Deteriorating Donny fell asleep at another campaign event yesterday.
and then later in the day, the narcoleptic fart factory canceled yet another public appearance.
Adding to the growing list of scheduled appearances he has canceled at the last minute, Donald Trump flaked Tuesday on an “interactive town hall” titled “Make America Healthy Again.”
The event, which had been rescheduled once already, was billed as an “expert-driven discussion” featuring Trump, Robert F. Kennedy Jr. and Tulsi Gabbard, among others.
for fuck’s sake, it wasn’t even an in-person event. it was to be “interactive.” how exhausted is poor widdle Donny that he can’t sit front of a laptop and open the Zoom app?
hey, Politico, have I got story idea for you. maybe assign some reporter to ask if Donny can reassure voters that he isn’t too decrepit — that is, if you can get Donny to stay awake while you question him.
wait, here’s one more story to get your blood boiling.
A proposed personnel roster circulating within Donald Trump's campaign and transition operation lists Aileen Cannon, the federal judge who threw out Trump's classified documents case, as a possible candidate for attorney general, multiple sources familiar with the matter have told ABC News.
wait, what? let’s go over the timeline here. Judge Fangirl down in Florida rules that Donny’s Big Stolen Classified Document Fuckery Trial — crimes which Donny’s confessed to, numerous times — should go bye-bye, because reasons, and then out of the clear blue, her name shows up on the shortlist for Attorney General?
does that sound like a reward to you? maybe even a little quid-pro-quo?
if a Democrat did this, Congressional Republicans would already be falling all the fuck over each other in a mad dash to be the first to hold hearings. Comer Fudd and Shirt Sleeve Jimmy would be having a slap-fight other over which of them got the best camera angles.
has anyone even seen Merrick Garland lately? do we need to be putting his picture on the side of milk cartons?
finally, let’s give the last word to Uncle Tim, because he’s so fucking good at this.
“but look, I’m not gonna waste time.

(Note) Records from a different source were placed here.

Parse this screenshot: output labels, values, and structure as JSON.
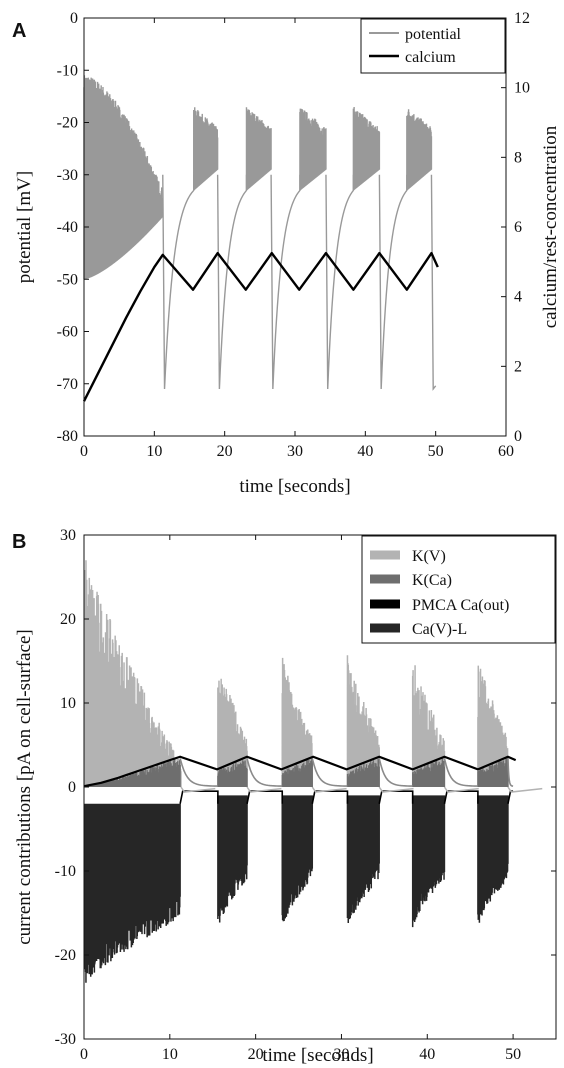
{
  "chart_data": [
    {
      "panel_label": "A",
      "type": "line",
      "xlabel": "time [seconds]",
      "ylabel": "potential [mV]",
      "y2label": "calcium/rest-concentration",
      "xlim": [
        0,
        60
      ],
      "ylim": [
        -80,
        0
      ],
      "y2lim": [
        0,
        12
      ],
      "xticks": [
        0,
        10,
        20,
        30,
        40,
        50,
        60
      ],
      "yticks": [
        0,
        -10,
        -20,
        -30,
        -40,
        -50,
        -60,
        -70,
        -80
      ],
      "y2ticks": [
        12,
        10,
        8,
        6,
        4,
        2,
        0
      ],
      "grid": false,
      "legend_position": "top-right",
      "series": [
        {
          "name": "potential",
          "color": "#999999",
          "axis": "left",
          "description_points": {
            "initial_burst": {
              "start": 0.0,
              "end": 11.2,
              "upper_start": -12,
              "upper_end": -34,
              "lower_start": -50,
              "lower_end": -38
            },
            "burst_starts": [
              15.6,
              19.4,
              23.1,
              26.9,
              30.7,
              34.6,
              38.3,
              42.2,
              45.9
            ],
            "bursts": [
              [
                15.6,
                19.0
              ],
              [
                23.1,
                26.6
              ],
              [
                30.7,
                34.4
              ],
              [
                38.3,
                42.0
              ],
              [
                45.9,
                49.4
              ]
            ],
            "burst_upper": [
              -18,
              -22
            ],
            "burst_lower": [
              -33,
              -29
            ],
            "interburst_trough": -71
          }
        },
        {
          "name": "calcium",
          "color": "#000000",
          "axis": "right",
          "x": [
            0,
            2,
            4,
            6,
            8,
            10,
            11.2,
            15.5,
            19.0,
            23.0,
            26.7,
            30.6,
            34.4,
            38.3,
            42.0,
            45.9,
            49.4,
            50.3
          ],
          "y": [
            1.0,
            1.8,
            2.6,
            3.4,
            4.15,
            4.85,
            5.2,
            4.2,
            5.25,
            4.2,
            5.25,
            4.2,
            5.25,
            4.2,
            5.25,
            4.2,
            5.25,
            4.85
          ]
        }
      ]
    },
    {
      "panel_label": "B",
      "type": "line",
      "xlabel": "time [seconds]",
      "ylabel": "current contributions [pA on cell-surface]",
      "xlim": [
        0,
        55
      ],
      "ylim": [
        -30,
        30
      ],
      "xticks": [
        0,
        10,
        20,
        30,
        40,
        50
      ],
      "yticks": [
        30,
        20,
        10,
        0,
        -10,
        -20,
        -30
      ],
      "grid": false,
      "legend_position": "top-right",
      "series": [
        {
          "name": "K(V)",
          "color": "#b3b3b3",
          "description_points": {
            "initial_burst": {
              "start": 0.0,
              "end": 11.3,
              "peak_start": 28,
              "peak_end": 3
            },
            "bursts": [
              [
                15.6,
                19.0
              ],
              [
                23.1,
                26.6
              ],
              [
                30.7,
                34.4
              ],
              [
                38.3,
                42.0
              ],
              [
                45.9,
                49.4
              ]
            ],
            "burst_peak": [
              16,
              6
            ],
            "interburst": 0
          }
        },
        {
          "name": "K(Ca)",
          "color": "#6e6e6e",
          "description_points": {
            "initial_rise": [
              [
                0,
                0
              ],
              [
                11.2,
                3.6
              ]
            ],
            "burst_range": [
              0,
              3.6
            ],
            "interburst_start": 0.6
          }
        },
        {
          "name": "PMCA Ca(out)",
          "color": "#000000",
          "x": [
            0,
            2,
            4,
            6,
            8,
            10,
            11.2,
            15.5,
            19.0,
            23.0,
            26.7,
            30.6,
            34.4,
            38.3,
            42.0,
            45.9,
            49.4,
            50.3
          ],
          "y": [
            0.1,
            0.5,
            1.1,
            1.8,
            2.5,
            3.2,
            3.6,
            2.1,
            3.6,
            2.1,
            3.6,
            2.1,
            3.6,
            2.1,
            3.6,
            2.1,
            3.6,
            3.2
          ]
        },
        {
          "name": "Ca(V)-L",
          "color": "#262626",
          "description_points": {
            "initial_burst": {
              "start": 0.0,
              "end": 11.2,
              "low_start": -22,
              "low_end": -14,
              "high": -2
            },
            "bursts": [
              [
                15.6,
                19.0
              ],
              [
                23.1,
                26.6
              ],
              [
                30.7,
                34.4
              ],
              [
                38.3,
                42.0
              ],
              [
                45.9,
                49.4
              ]
            ],
            "burst_low": [
              -16,
              -10
            ],
            "burst_high": -1,
            "interburst": -0.5
          }
        }
      ]
    }
  ]
}
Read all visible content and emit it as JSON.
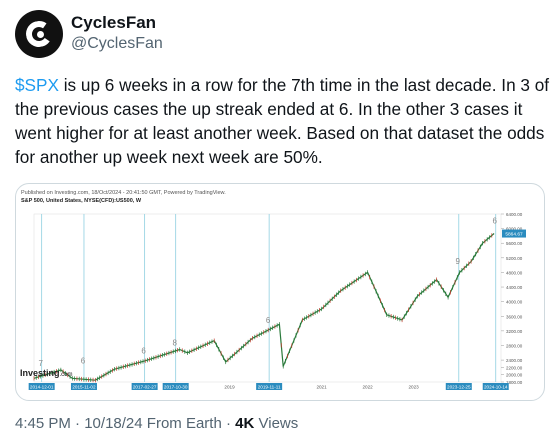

I’m gonna talk about his running mate. his running mate, Elon Musk. seriously, where is Senator Vance? after he got asked the simplest question in the world at the debate, ‘did Donald Trump lose the 2020 election?’ and after two weeks he finally said ‘no, he didn’t.’ that’s where he’s been spending his time. look, Elon’s on that stage, jumpin’ around, skippin’ like a dipshit.”
“skippin’ like a dipshit.”
the simplicity, the internal rhyme — it’s fucking poetry, that’s what it is.
13 days. if we vote, we win.
Will someone PLEASE tell us why a felon is not able to enlist in the military, but a convicted felon with 34 charges, can be commander in chief “over” all the branches of the military??
“Skippin’ like a dipshit”… has Walz been talking to your less potty-mouthed Minnesota cousin? ‘Cause that line is fucking GOLD.